De igual manera, en esta misma línea de exegesis constitucional no se puede denotar que hubiese existido una imposibilidad material de acudir con las reclamaciones planteadas en esta vía constitucional intra proceso penal y que impliquen un estado de absoluto estado de indefensión -compréndase en relación a denunciar ante la autoridad competente los presuntos actos lesivos alegados en esta acción tutelar-, cuando además del propio esquema argumentativo asumido en el memorial de activación de esta vía tutelar se efectúa secuencialmente la mención de actuados fiscales y judiciales que hubiesen sido extraídos tanto del cuaderno de investigaciones como del jurisdiccional, lo que permite entender que se tuvo acceso a los mismos y subsecuentemente dentro de esta lógica y premisa no se evidencia un impedimento de ejercer igual dinámica procesal relacionada con el requerimiento del citado control jurisdiccional.

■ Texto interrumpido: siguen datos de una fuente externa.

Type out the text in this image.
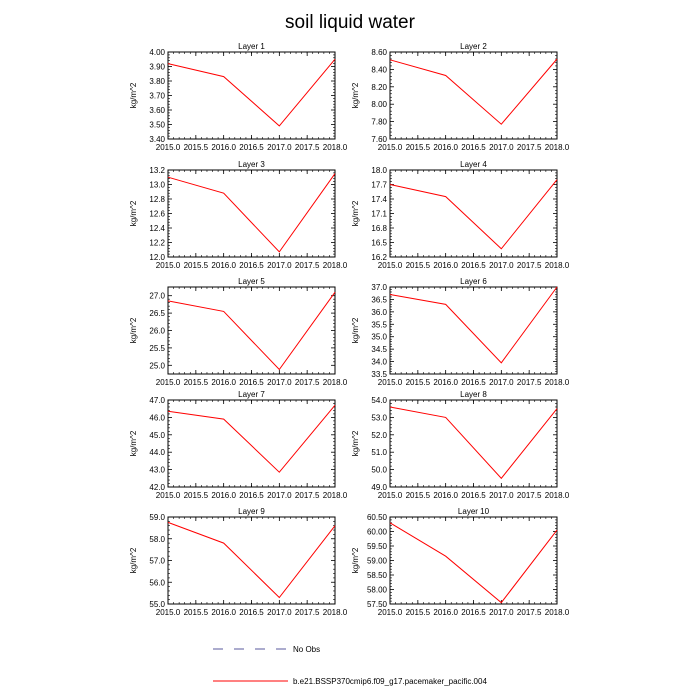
soil liquid water
Layer 1
kg/m^2
2015.0 2015.5 2016.0 2016.5 2017.0 2017.5 2018.0
3.40
3.50
3.60
3.70
3.80
3.90
4.00
Layer 2
kg/m^2
2015.0 2015.5 2016.0 2016.5 2017.0 2017.5 2018.0
7.60
7.80
8.00
8.20
8.40
8.60
Layer 3
kg/m^2
2015.0 2015.5 2016.0 2016.5 2017.0 2017.5 2018.0
12.0
12.2
12.4
12.6
12.8
13.0
13.2
Layer 4
kg/m^2
2015.0 2015.5 2016.0 2016.5 2017.0 2017.5 2018.0
16.2
16.5
16.8
17.1
17.4
17.7
18.0
Layer 5
kg/m^2
2015.0 2015.5 2016.0 2016.5 2017.0 2017.5 2018.0
25.0
25.5
26.0
26.5
27.0
Layer 6
kg/m^2
2015.0 2015.5 2016.0 2016.5 2017.0 2017.5 2018.0
33.5
34.0
34.5
35.0
35.5
36.0
36.5
37.0
Layer 7
kg/m^2
2015.0 2015.5 2016.0 2016.5 2017.0 2017.5 2018.0
42.0
43.0
44.0
45.0
46.0
47.0
Layer 8
kg/m^2
2015.0 2015.5 2016.0 2016.5 2017.0 2017.5 2018.0
49.0
50.0
51.0
52.0
53.0
54.0
Layer 9
kg/m^2
2015.0 2015.5 2016.0 2016.5 2017.0 2017.5 2018.0
55.0
56.0
57.0
58.0
59.0
Layer 10
kg/m^2
2015.0 2015.5 2016.0 2016.5 2017.0 2017.5 2018.0
57.50
58.00
58.50
59.00
59.50
60.00
60.50
No Obs
b.e21.BSSP370cmip6.f09_g17.pacemaker_pacific.004
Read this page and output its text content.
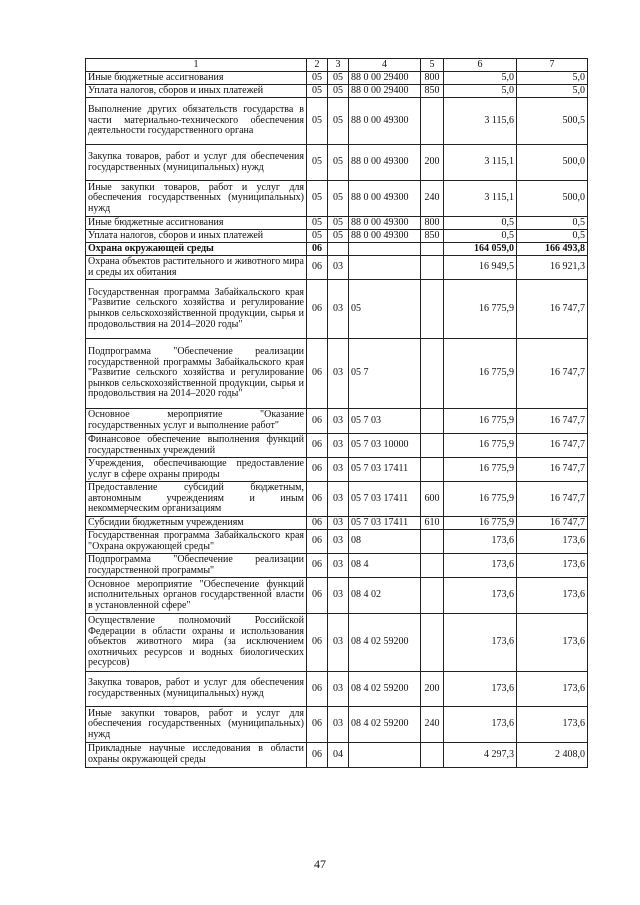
1	2	3	4	5	6	7
Иные бюджетные ассигнования	05	05	88 0 00 29400	800	5,0	5,0
Уплата налогов, сборов и иных платежей	05	05	88 0 00 29400	850	5,0	5,0
Выполнение других обязательств государства в части материально-технического обеспечения деятельности государственного органа	05	05	88 0 00 49300		3 115,6	500,5
Закупка товаров, работ и услуг для обеспечения государственных (муниципальных) нужд	05	05	88 0 00 49300	200	3 115,1	500,0
Иные закупки товаров, работ и услуг для обеспечения государственных (муниципальных) нужд	05	05	88 0 00 49300	240	3 115,1	500,0
Иные бюджетные ассигнования	05	05	88 0 00 49300	800	0,5	0,5
Уплата налогов, сборов и иных платежей	05	05	88 0 00 49300	850	0,5	0,5
Охрана окружающей среды	06				164 059,0	166 493,8
Охрана объектов растительного и животного мира и среды их обитания	06	03			16 949,5	16 921,3
Государственная программа Забайкальского края "Развитие сельского хозяйства и регулирование рынков сельскохозяйственной продукции, сырья и продовольствия на 2014–2020 годы"	06	03	05		16 775,9	16 747,7
Подпрограмма "Обеспечение реализации государственной программы Забайкальского края "Развитие сельского хозяйства и регулирование рынков сельскохозяйственной продукции, сырья и продовольствия на 2014–2020 годы"	06	03	05 7		16 775,9	16 747,7
Основное мероприятие "Оказание государственных услуг и выполнение работ"	06	03	05 7 03		16 775,9	16 747,7
Финансовое обеспечение выполнения функций государственных учреждений	06	03	05 7 03 10000		16 775,9	16 747,7
Учреждения, обеспечивающие предоставление услуг в сфере охраны природы	06	03	05 7 03 17411		16 775,9	16 747,7
Предоставление субсидий бюджетным, автономным учреждениям и иным некоммерческим организациям	06	03	05 7 03 17411	600	16 775,9	16 747,7
Субсидии бюджетным учреждениям	06	03	05 7 03 17411	610	16 775,9	16 747,7
Государственная программа Забайкальского края "Охрана окружающей среды"	06	03	08		173,6	173,6
Подпрограмма "Обеспечение реализации государственной программы"	06	03	08 4		173,6	173,6
Основное мероприятие "Обеспечение функций исполнительных органов государственной власти в установленной сфере"	06	03	08 4 02		173,6	173,6
Осуществление полномочий Российской Федерации в области охраны и использования объектов животного мира (за исключением охотничьих ресурсов и водных биологических ресурсов)	06	03	08 4 02 59200		173,6	173,6
Закупка товаров, работ и услуг для обеспечения государственных (муниципальных) нужд	06	03	08 4 02 59200	200	173,6	173,6
Иные закупки товаров, работ и услуг для обеспечения государственных (муниципальных) нужд	06	03	08 4 02 59200	240	173,6	173,6
Прикладные научные исследования в области охраны окружающей среды	06	04			4 297,3	2 408,0
47
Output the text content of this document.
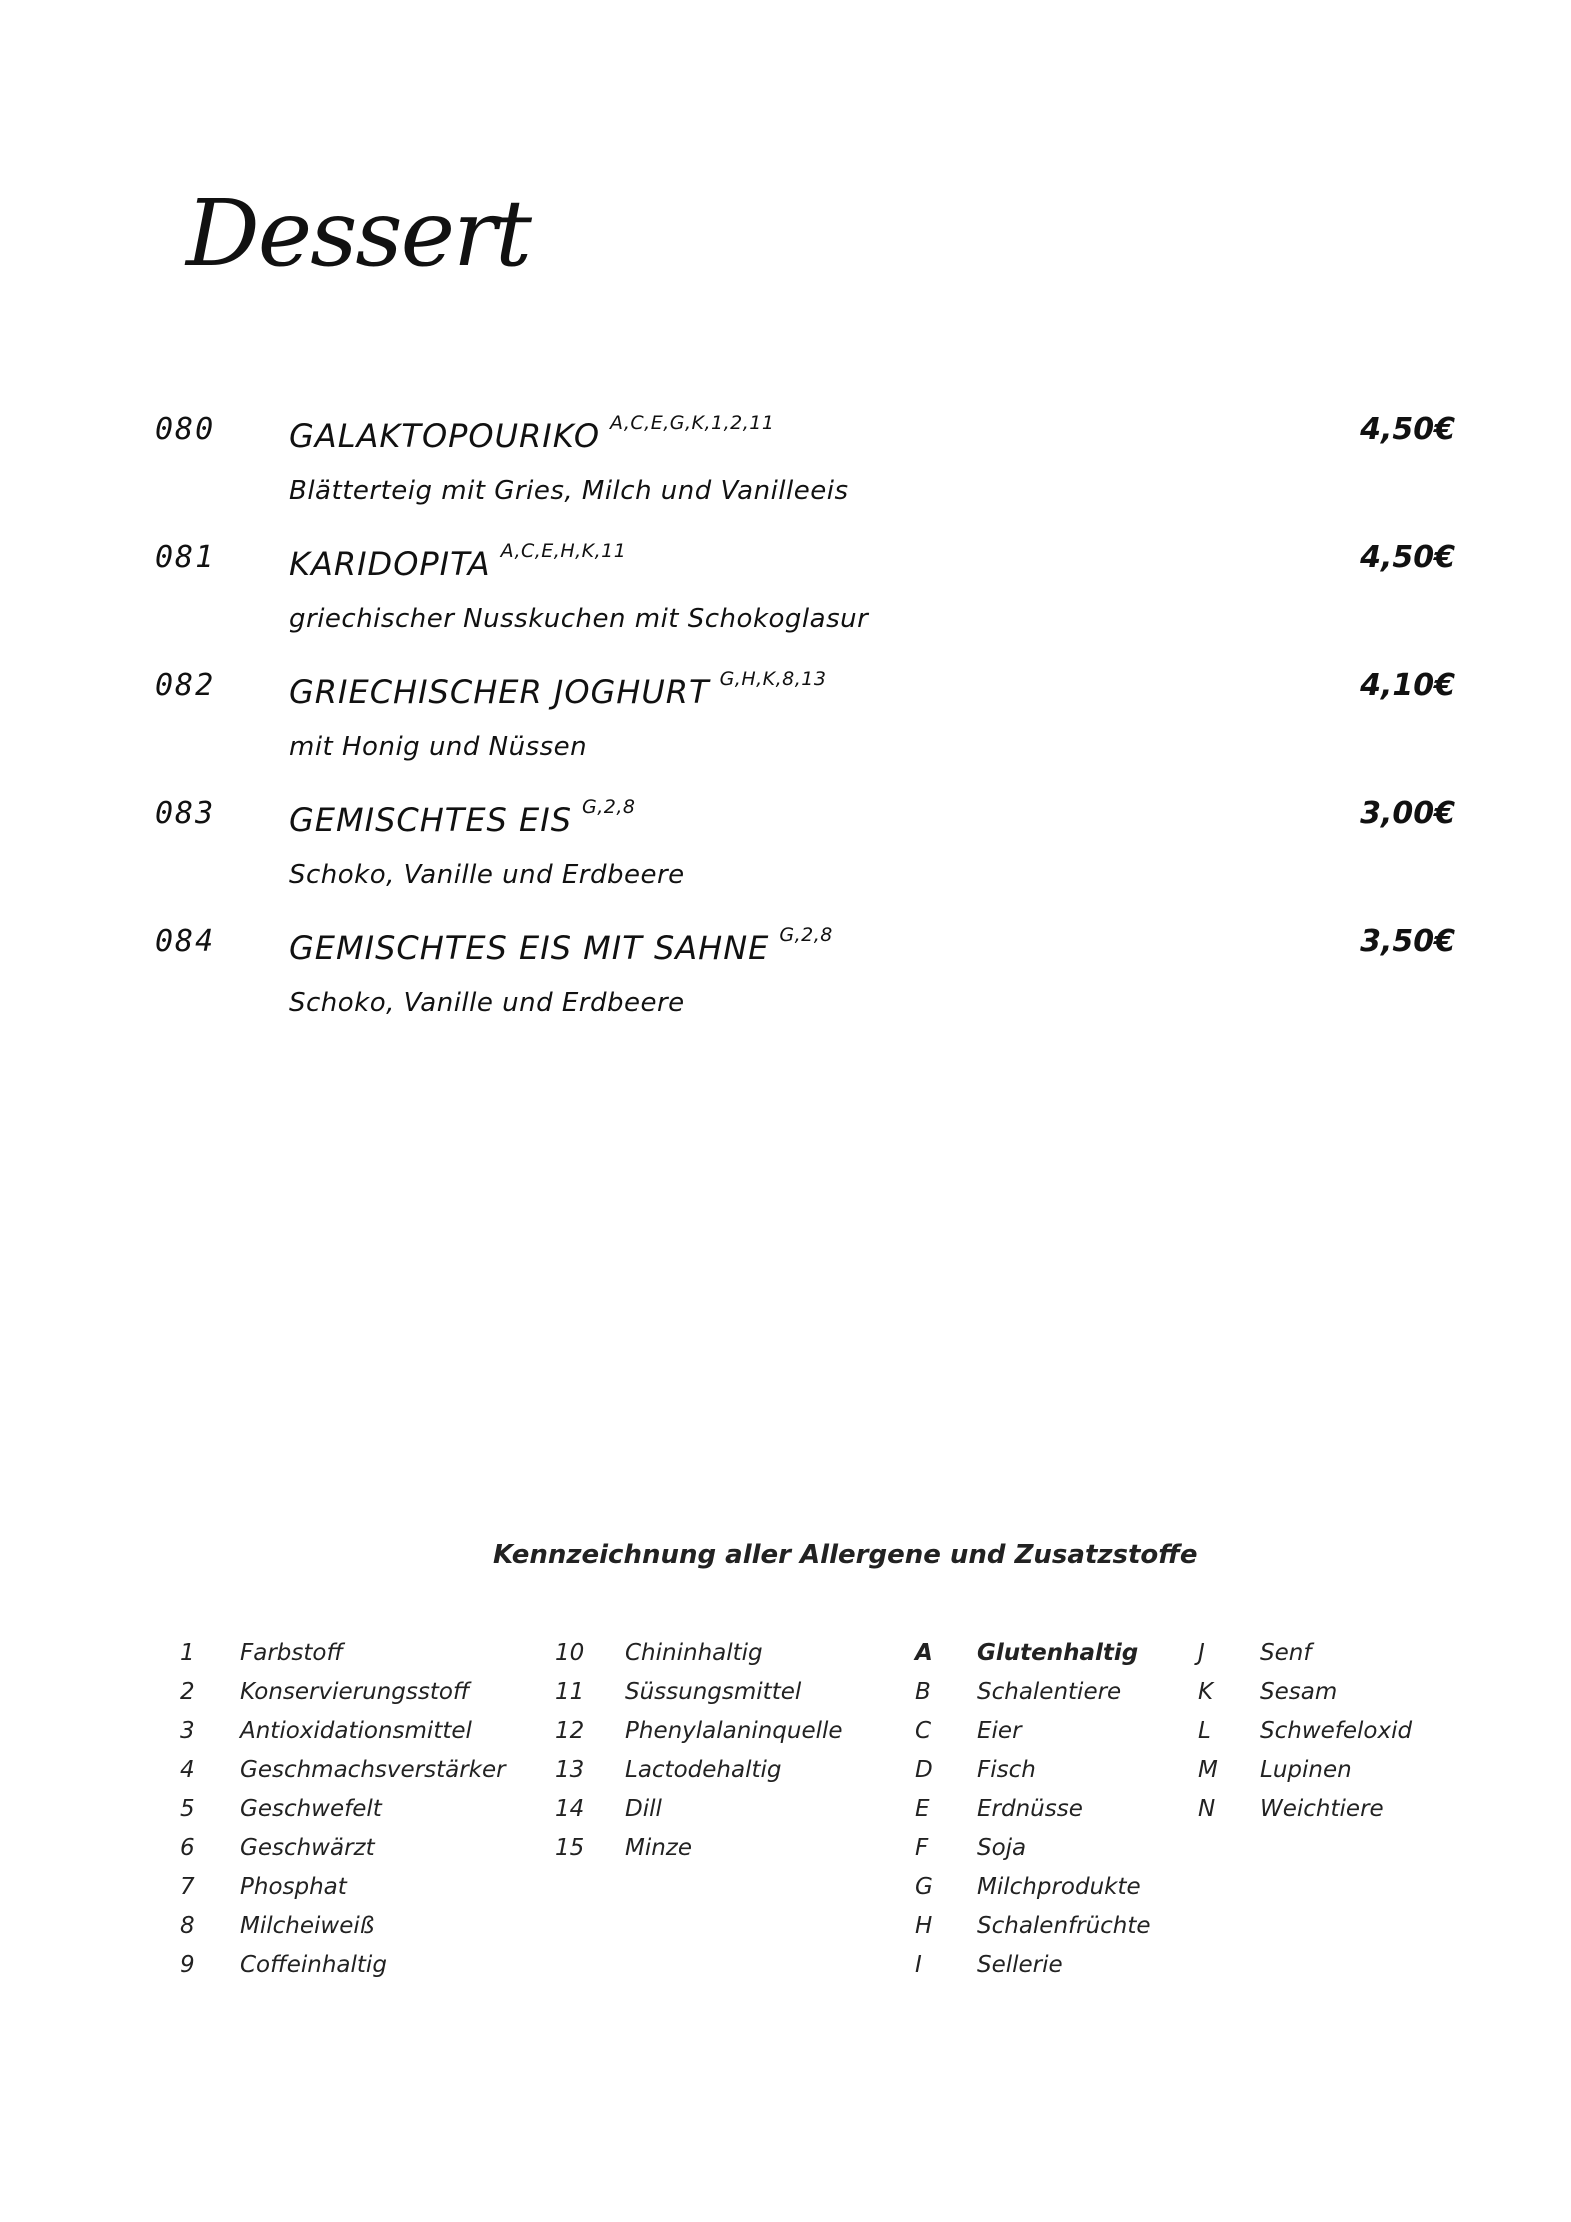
Dessert
080 GALAKTOPOURIKO $^{A,C,E,G,K,1,2,11}$	4,50€
Blätterteig mit Gries, Milch und Vanilleeis
081 KARIDOPITA $^{A,C,E,H,K,11}$	4,50€
griechischer Nusskuchen mit Schokoglasur
082 GRIECHISCHER JOGHURT $^{G,H,K,8,13}$	4,10€
mit Honig und Nüssen
083 GEMISCHTES EIS $^{G,2,8}$	3,00€
Schoko, Vanille und Erdbeere
084 GEMISCHTES EIS MIT SAHNE $^{G,2,8}$	3,50€
Schoko, Vanille und Erdbeere
Kennzeichnung aller Allergene und Zusatzstoffe
1 Farbstoff
2 Konservierungsstoff
3 Antioxidationsmittel
4 Geschmachsverstärker
5 Geschwefelt
6 Geschwärzt
7 Phosphat
8 Milcheiweiß
9 Coffeinhaltig
10 Chininhaltig
11 Süssungsmittel
12 Phenylalaninquelle
13 Lactodehaltig
14 Dill
15 Minze
A Glutenhaltig
B Schalentiere
C Eier
D Fisch
E Erdnüsse
F Soja
G Milchprodukte
H Schalenfrüchte
I Sellerie
J Senf
K Sesam
L Schwefeloxid
M Lupinen
N Weichtiere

Concluyéndose conforme a lo razonado que, el impetrante de tutela tenía abierta la posibilidad de solicitar se ejerza control jurisdiccional sobre las actuaciones y/u omisiones presuntamente atentatorias a sus derechos invocados en las que hubiesen incurrido los Fiscales de Materia coaccionados, para que en función a este despliegue procesal, la autoridad judicial competente en su labor de la vigencia y respeto de los derechos y garantías constitucionales determine la evidencia o no de dichas reclamaciones y solo en caso de considerar que la lesión aún persiste correspondía que acuda ante esta jurisdicción constitucional en su faceta de control de constitucionalidad tutelar; por lo que de acuerdo al Fundamento Jurídico III.1. de la presente Sentencia Constitucional Plurinacional, se debe aplicar la subsidiariedad excepcional de esta acción de defensa ante la existencia de un mecanismo idóneo y eficaz como el control jurisdiccional reconocido en el ordenamiento jurídico procesal penal, correspondiendo en su efecto denegar la tutela impetrada, sin ingresar al análisis de fondo de la problemática planteada.
Como segundo componente de la reclamación constitucional -punto 1.ii)-, el accionante alega que se le imputó formalmente efectuando copia de la solicitud del denunciante en cuanto a los datos de su persona como desconocidos y se presentó acusación formal en su contra, refiriendo igualmente como desconocidos sus datos, domicilio y lugar de trabajo.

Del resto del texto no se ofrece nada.